Welter also suggests making objective measures of payment efficiency part of your negotiation process with payers. “With established practices, I try to get them to rate the pain-in-the-neck portion equally to rates. That is [how] we come up with whom to go after first. Even a decent reimbursement rate doesn’t mean anything if you spend all the money trying to collect.”

Your analysis needs to be objective, he emphasizes. “It can’t be emotional. If you can’t submit a clean claim, it’s not the payer’s fault.”

Rubin of MPV suggests data about payer performance are best used to fix the process, not to make a go/no-go decision on a contract. Wise physicians “try to understand what specific issues are causing the problems,” he says. Analyze your own payment data and look for patterns for particular payers and particular products. When you find them, ask if the problem is caused by something on your end — submitting bad claims, misunderstanding coding rules — or is it something the payer’s systems can’t handle automatically. Look for a work-around that will make payment faster and more accurate. “It’s a feedback loop, not necessarily for a better rate but for a faster process,” says Rubin. “That’s a mutual benefit.”
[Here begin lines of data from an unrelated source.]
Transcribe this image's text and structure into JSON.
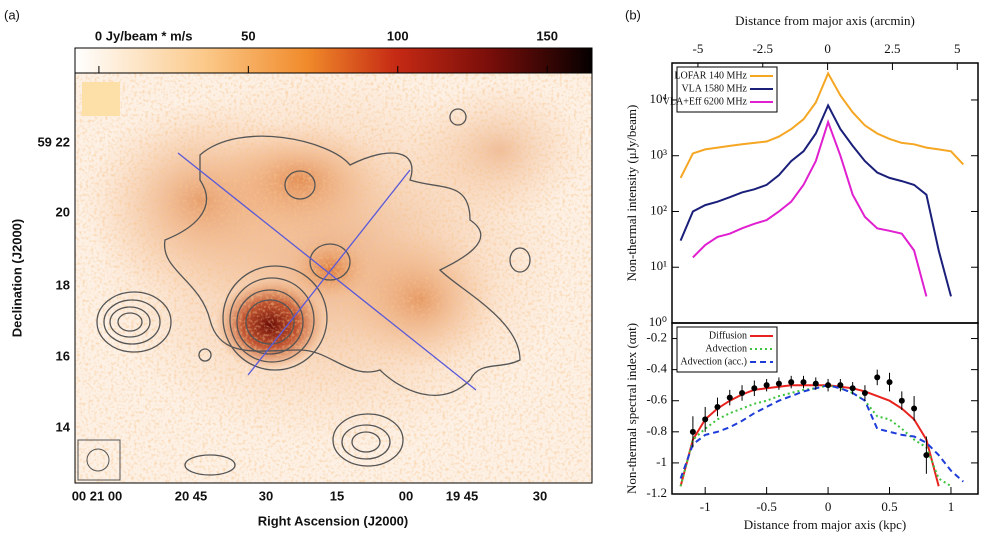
{
  "panel_labels": [
    "(a)",
    "(b)"
  ],
  "map": {
    "colorbar": {
      "lim": [
        -8,
        165
      ],
      "ticks": [
        {
          "value": 0,
          "label": "0 Jy/beam * m/s"
        },
        50,
        100,
        150
      ]
    },
    "xticks": [
      "00 21 00",
      "20 45",
      "30",
      "15",
      "00",
      "19 45",
      "30"
    ],
    "yticks": [
      "59 22",
      "20",
      "18",
      "16",
      "14"
    ],
    "xlabel": "Right Ascension (J2000)",
    "ylabel": "Declination (J2000)"
  },
  "chart_data": [
    {
      "type": "line",
      "log_y": true,
      "legend": "upper left",
      "x2label": "Distance from major axis (arcmin)",
      "ylabel": "Non-thermal intensity (μJy/beam)",
      "xlim": [
        -1.27,
        1.22
      ],
      "ylim": [
        1,
        46000
      ],
      "x2lim": [
        -6,
        5.8
      ],
      "x2ticks": [
        -5,
        -2.5,
        0,
        2.5,
        5
      ],
      "yticks": [
        {
          "value": 1,
          "label": "10⁰"
        },
        {
          "value": 10,
          "label": "10¹"
        },
        {
          "value": 100,
          "label": "10²"
        },
        {
          "value": 1000,
          "label": "10³"
        },
        {
          "value": 10000,
          "label": "10⁴"
        }
      ],
      "x": [
        -1.2,
        -1.1,
        -1.0,
        -0.9,
        -0.8,
        -0.7,
        -0.6,
        -0.5,
        -0.4,
        -0.3,
        -0.2,
        -0.1,
        0,
        0.1,
        0.2,
        0.3,
        0.4,
        0.5,
        0.6,
        0.7,
        0.8,
        0.9,
        1.0,
        1.1
      ],
      "series": [
        {
          "name": "LOFAR 140 MHz",
          "color": "#f5a623",
          "values": [
            400,
            1100,
            1300,
            1400,
            1500,
            1600,
            1700,
            1800,
            2200,
            3000,
            4500,
            9000,
            30000,
            12000,
            6000,
            3500,
            2500,
            2000,
            1700,
            1600,
            1400,
            1300,
            1200,
            700
          ]
        },
        {
          "name": "VLA 1580 MHz",
          "color": "#1a1f7a",
          "values": [
            30,
            100,
            130,
            150,
            180,
            220,
            250,
            300,
            450,
            800,
            1200,
            2500,
            8000,
            3000,
            1500,
            800,
            500,
            400,
            350,
            300,
            200,
            20,
            3,
            null
          ]
        },
        {
          "name": "VLA+Eff 6200 MHz",
          "color": "#e020d0",
          "values": [
            null,
            15,
            25,
            35,
            40,
            50,
            60,
            70,
            100,
            150,
            300,
            800,
            4000,
            1000,
            200,
            80,
            50,
            45,
            40,
            20,
            3,
            null,
            null,
            null
          ]
        }
      ]
    },
    {
      "type": "line",
      "log_y": false,
      "legend": "upper left",
      "xlabel": "Distance from major axis (kpc)",
      "ylabel": "Non-thermal spectral index (αnt)",
      "xlim": [
        -1.27,
        1.22
      ],
      "ylim": [
        -1.2,
        -0.1
      ],
      "xticks": [
        -1,
        -0.5,
        0,
        0.5,
        1
      ],
      "yticks": [
        -1.2,
        -1,
        -0.8,
        -0.6,
        -0.4,
        -0.2
      ],
      "x": [
        -1.2,
        -1.1,
        -1.0,
        -0.9,
        -0.8,
        -0.7,
        -0.6,
        -0.5,
        -0.4,
        -0.3,
        -0.2,
        -0.1,
        0,
        0.1,
        0.2,
        0.3,
        0.4,
        0.5,
        0.6,
        0.7,
        0.8,
        0.9,
        1.0,
        1.1
      ],
      "series": [
        {
          "name": "Diffusion",
          "color": "#e8231f",
          "dash": "solid",
          "values": [
            -1.15,
            -0.85,
            -0.72,
            -0.65,
            -0.6,
            -0.56,
            -0.53,
            -0.52,
            -0.51,
            -0.5,
            -0.5,
            -0.5,
            -0.5,
            -0.51,
            -0.52,
            -0.54,
            -0.57,
            -0.6,
            -0.65,
            -0.72,
            -0.85,
            -1.15,
            null,
            null
          ]
        },
        {
          "name": "Advection",
          "color": "#3cc43c",
          "dash": "dotted",
          "values": [
            -1.15,
            -0.85,
            -0.78,
            -0.72,
            -0.68,
            -0.65,
            -0.62,
            -0.6,
            -0.57,
            -0.55,
            -0.53,
            -0.52,
            -0.5,
            -0.52,
            -0.55,
            -0.6,
            -0.7,
            -0.72,
            -0.78,
            -0.85,
            -0.9,
            -1.1,
            -1.15,
            null
          ]
        },
        {
          "name": "Advection (acc.)",
          "color": "#1e3cd8",
          "dash": "dashed",
          "values": [
            -1.1,
            -0.88,
            -0.82,
            -0.8,
            -0.77,
            -0.73,
            -0.68,
            -0.64,
            -0.6,
            -0.57,
            -0.54,
            -0.52,
            -0.5,
            -0.52,
            -0.55,
            -0.6,
            -0.78,
            -0.8,
            -0.82,
            -0.83,
            -0.87,
            -0.95,
            -1.05,
            -1.12
          ]
        },
        {
          "color": "#000000",
          "marker": "circle",
          "values": [
            null,
            -0.8,
            -0.72,
            -0.64,
            -0.58,
            -0.55,
            -0.52,
            -0.5,
            -0.49,
            -0.48,
            -0.48,
            -0.49,
            -0.5,
            -0.5,
            -0.52,
            -0.55,
            -0.45,
            -0.48,
            -0.6,
            -0.65,
            -0.95,
            null,
            null,
            null
          ],
          "errors": [
            null,
            0.1,
            0.08,
            0.06,
            0.05,
            0.05,
            0.05,
            0.04,
            0.04,
            0.04,
            0.04,
            0.04,
            0.04,
            0.04,
            0.04,
            0.05,
            0.05,
            0.06,
            0.06,
            0.08,
            0.12,
            null,
            null,
            null
          ]
        }
      ]
    }
  ]
}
For example, he cites one practice that realized one payer denied or slowed down every claim with a -62 modifier. The payer couldn’t process it; it was a claims-processing problem, not a contract problem. So, working with the payer, the practice figured out how to tweak the percentage reimbursement on other line items. The -62 still got denied, but the practice got its money anyway.

“You need deeper understanding of what the payer is having problems with. That elevates the conversation big time,” says Rubin. “You are talking to them unemotionally, with data, and at a higher level. It begins to take on the tone of a contractual discussion. And that gets people’s attention. … They understand that … you are not here to start a war; you are here to solve a problem.”